When I was in my teens, she realized she was dying. She gave me her engagement ring because she wanted me to have it before she died. I still wear it every day. She also wrote down all her recipes for me in a book that our granny gave all the daughters in law one Christmas.
Over the years, I have asked friends and family to write their own favourite dishes in my recipe book. Most of them are in their own writing. Others have been written by me sitting at someone’s kitchen table having coffee and a chat after eating said delicious meal.
My recipe book is famous among friends and family who have borrowed it, photocopied it and cooked with it (hence the food stains on some of the pages). It has been with me wherever I have lived in the world. And for someone who does not cook, this is very very precious to me.







Another reason I have never really gotten into cooking is, I think, because I have always preferred to live alone and because I have had a demanding career with very long and very irregular hours. It has always been easy to come home and heat up something than spend ages cooking and washing up afterwards. I tend to buy salad and fresh cooked food from the supermarket on the way home, or have something in the freezer I can defrost late at night. Or I have muesli and yoghurt for supper!

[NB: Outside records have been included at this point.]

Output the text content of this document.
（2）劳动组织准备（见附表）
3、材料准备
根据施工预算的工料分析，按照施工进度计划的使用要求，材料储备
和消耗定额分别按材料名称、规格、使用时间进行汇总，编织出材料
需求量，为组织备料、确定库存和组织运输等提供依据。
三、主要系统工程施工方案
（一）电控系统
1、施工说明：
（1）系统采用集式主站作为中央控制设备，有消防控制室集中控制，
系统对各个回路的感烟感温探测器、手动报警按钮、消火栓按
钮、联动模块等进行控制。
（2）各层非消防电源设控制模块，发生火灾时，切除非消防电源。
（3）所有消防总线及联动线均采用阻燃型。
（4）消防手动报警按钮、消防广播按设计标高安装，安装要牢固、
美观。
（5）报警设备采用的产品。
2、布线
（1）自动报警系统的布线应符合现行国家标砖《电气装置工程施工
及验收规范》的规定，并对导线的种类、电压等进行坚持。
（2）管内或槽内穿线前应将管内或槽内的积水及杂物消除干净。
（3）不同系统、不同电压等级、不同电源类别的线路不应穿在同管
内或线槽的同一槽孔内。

What a lovely heirloom, Janet.mmy mother was a professional chef, so she was a. Ugh tamer to learn from. Too quick, too knowledgeable and because she taught junior chefs very impatient. I sometimes think that she thought I was a part-trained chef, rather than a rather shy 6 year old. Eventually, I went to my grandma to learn. Fortunately she was a good, traditional cook. She was a Devonian and could do great apple recipes that she had learnt from her own mother and Yiddish recipes from her mother-in-law.
Clare
Janet this is precious, the bittersweet palpable. Thank you so much for sharing.